Declare by Tim Powers, read by Simon Prebble for Blackstone Audio — Up until this book, The Stress of Her Regard was my favorite Powers novel. But Declare is magnificent, absolutely marvelous, and as time goes by I’m less and less sure it is a matter of mood but rather a definitive taking of that title for Declare, a Secret History of West v. East spygames which posits Britain and Russia with top-echelon secret agencies keeping tabs on powerful, powerfully ancient, and unfathomable forces. The narrative structure is also compelling, with a “current” timeline set during the Cold War, as a long-dormant agent Andrew Hale is pulled out of his comfortable academic retirement to revisit his greatest failure as an agent of operation Declare, a horrific incident on Mt. Ararat. Threaded through this is a deep and fantastic backstory of Hale’s actions in WW2 occupied France as a double agent for Russia, ostensibly then allies against Germany but each with their own aims and secrets, continuing forward through additional assignments and culminating in the disaster at Ararat, just as Hale in the “current” timeline is making another go of finishing the mission that has haunted him for so long. Prebble’s narration is wonderful, handling djinns, Russians, Turks, all manner of British accents, and granting a rich timbre to a simply fantastic book.
Lost Things by Melissa Scott and Jo Graham, read by John Lee for Crossroad Press (review copy) — I loved John Lee on China Mieville’s Perdido Street Station, and my eyebrows reached for my hairline when I heard the mainline narration in an American accent. But this turned into an enjoyable listen of occult possession amidst post-WW2 airshows and luxury airships making an Atlantic crossing as Lee more than handles Scott and Graham’s crew of characters. [Full review to come.]
The Dirty Streets of Heaven by Tad Williams, read by George Newbern for Penguin Audio (review copy) — The author of one of my favorite epic fantasies, the Memory, Sorrow & Thorn series, sets his sights on urban fantasy and delivers an original take on angels and demons in the author’s own Palo Alto and its surrounds.

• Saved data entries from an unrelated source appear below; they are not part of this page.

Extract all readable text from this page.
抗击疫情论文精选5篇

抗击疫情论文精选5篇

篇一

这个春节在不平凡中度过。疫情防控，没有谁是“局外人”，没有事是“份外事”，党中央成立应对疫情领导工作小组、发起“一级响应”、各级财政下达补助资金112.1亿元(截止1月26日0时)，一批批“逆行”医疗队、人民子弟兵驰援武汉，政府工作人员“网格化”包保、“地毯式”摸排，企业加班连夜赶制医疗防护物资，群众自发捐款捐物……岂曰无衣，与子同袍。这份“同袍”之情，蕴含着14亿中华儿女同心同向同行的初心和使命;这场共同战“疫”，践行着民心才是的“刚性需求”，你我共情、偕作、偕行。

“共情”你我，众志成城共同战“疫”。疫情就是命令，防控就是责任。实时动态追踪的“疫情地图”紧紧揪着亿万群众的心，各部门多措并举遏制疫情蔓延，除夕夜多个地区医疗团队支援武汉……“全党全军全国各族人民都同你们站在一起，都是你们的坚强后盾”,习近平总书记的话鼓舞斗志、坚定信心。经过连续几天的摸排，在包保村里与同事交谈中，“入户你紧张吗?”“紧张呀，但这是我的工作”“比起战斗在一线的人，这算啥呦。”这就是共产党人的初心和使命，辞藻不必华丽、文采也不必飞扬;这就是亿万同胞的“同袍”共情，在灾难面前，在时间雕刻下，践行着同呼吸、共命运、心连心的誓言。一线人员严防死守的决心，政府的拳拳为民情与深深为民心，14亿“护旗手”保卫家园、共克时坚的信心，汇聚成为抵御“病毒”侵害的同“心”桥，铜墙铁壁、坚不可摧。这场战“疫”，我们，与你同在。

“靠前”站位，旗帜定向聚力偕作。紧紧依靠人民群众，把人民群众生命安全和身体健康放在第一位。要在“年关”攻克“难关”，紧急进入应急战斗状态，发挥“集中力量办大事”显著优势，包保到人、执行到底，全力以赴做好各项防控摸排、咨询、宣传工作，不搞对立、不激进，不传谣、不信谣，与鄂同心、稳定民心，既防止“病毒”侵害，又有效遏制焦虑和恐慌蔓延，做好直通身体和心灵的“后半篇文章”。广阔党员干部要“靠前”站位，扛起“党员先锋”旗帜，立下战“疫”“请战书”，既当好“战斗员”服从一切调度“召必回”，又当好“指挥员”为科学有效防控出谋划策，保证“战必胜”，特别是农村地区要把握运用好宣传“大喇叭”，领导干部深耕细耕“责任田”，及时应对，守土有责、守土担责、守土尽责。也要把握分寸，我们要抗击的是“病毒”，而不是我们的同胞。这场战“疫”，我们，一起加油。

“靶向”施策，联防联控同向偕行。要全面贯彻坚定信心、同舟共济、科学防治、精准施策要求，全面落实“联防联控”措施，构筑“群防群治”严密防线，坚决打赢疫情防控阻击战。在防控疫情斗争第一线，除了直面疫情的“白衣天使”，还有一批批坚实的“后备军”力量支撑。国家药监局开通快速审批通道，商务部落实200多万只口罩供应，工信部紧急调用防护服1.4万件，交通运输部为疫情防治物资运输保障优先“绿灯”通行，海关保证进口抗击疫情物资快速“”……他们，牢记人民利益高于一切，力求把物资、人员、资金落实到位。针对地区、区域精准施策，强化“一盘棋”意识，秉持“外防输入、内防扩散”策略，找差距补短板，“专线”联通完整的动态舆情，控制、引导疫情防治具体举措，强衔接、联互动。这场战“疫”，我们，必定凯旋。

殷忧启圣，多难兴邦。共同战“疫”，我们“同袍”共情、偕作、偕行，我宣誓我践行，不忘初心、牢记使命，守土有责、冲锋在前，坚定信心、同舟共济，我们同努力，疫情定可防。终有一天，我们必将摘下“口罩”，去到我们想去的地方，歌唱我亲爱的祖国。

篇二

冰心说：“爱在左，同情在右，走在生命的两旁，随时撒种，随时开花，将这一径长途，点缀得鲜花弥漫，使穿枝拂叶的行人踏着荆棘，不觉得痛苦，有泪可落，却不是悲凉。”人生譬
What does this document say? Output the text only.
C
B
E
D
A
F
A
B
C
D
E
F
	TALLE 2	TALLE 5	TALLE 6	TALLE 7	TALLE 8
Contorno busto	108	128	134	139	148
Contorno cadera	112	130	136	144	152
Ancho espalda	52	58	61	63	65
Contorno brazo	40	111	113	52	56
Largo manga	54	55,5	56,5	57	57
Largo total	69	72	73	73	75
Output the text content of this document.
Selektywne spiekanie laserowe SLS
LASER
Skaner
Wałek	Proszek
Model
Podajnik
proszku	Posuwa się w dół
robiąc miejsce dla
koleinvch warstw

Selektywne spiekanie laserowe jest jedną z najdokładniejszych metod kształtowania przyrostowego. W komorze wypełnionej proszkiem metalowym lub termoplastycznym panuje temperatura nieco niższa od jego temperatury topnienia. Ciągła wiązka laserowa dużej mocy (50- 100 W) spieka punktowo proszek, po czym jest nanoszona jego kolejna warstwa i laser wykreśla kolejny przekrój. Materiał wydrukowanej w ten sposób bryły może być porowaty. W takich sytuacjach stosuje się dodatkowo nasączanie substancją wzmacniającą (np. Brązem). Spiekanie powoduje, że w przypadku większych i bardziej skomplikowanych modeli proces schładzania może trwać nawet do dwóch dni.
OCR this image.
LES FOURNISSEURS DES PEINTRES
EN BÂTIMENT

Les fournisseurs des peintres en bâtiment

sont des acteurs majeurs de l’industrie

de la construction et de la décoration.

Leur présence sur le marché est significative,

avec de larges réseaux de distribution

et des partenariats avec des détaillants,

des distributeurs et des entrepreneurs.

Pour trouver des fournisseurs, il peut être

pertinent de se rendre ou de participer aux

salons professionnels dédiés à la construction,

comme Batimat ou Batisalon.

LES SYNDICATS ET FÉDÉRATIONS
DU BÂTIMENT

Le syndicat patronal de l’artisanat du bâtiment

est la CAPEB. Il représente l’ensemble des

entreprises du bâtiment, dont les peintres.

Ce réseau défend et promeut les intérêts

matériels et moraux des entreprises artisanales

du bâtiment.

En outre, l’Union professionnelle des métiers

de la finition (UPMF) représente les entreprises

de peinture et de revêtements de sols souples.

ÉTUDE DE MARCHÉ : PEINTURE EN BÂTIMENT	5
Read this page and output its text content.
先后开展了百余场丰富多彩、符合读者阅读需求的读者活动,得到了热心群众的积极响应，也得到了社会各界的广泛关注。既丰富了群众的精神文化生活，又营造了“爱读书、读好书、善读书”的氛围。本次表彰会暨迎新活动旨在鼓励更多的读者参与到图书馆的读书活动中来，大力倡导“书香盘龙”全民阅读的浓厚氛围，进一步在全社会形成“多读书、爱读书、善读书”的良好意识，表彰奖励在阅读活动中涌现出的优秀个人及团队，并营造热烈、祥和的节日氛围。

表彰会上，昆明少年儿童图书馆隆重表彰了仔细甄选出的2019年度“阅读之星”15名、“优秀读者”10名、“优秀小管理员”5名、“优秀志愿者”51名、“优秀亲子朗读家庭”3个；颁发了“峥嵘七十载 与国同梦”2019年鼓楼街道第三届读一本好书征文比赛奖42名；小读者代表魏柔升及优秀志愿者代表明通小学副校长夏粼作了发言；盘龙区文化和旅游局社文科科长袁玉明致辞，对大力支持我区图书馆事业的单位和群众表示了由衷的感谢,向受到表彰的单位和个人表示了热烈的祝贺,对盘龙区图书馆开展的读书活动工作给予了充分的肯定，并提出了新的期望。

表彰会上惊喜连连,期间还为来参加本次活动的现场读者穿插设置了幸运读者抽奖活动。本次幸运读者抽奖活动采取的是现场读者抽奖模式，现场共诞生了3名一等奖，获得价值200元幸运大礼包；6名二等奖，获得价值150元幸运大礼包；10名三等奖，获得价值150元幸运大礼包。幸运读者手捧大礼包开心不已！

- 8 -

Bobby Dollar is “Doloriel”, an angel whose job it is to show up when a dearly departed has, er, departed, and argue his or her case for salvation against their hellish prosecuting counterpart’s claims for damnation. When a soul goes missing it’s clear something is going cosmically, terribly wrong and Bobby is thrust into the investigation not knowing who is keeping secrets from him, and who cares if his own soul is devoured or lost along the way. Fantastic and, actually, sexy along the way, delivering solid action from shootouts to chase scenes on road and waterway, all the while setting up an even wider conflict to come in future installments in books 2 (2013) and 3 (2014). [Full review to come.]
Meanwhile in print reading I started on book three in James Maxey’s Dragon Apocalypse series, Witchbreaker.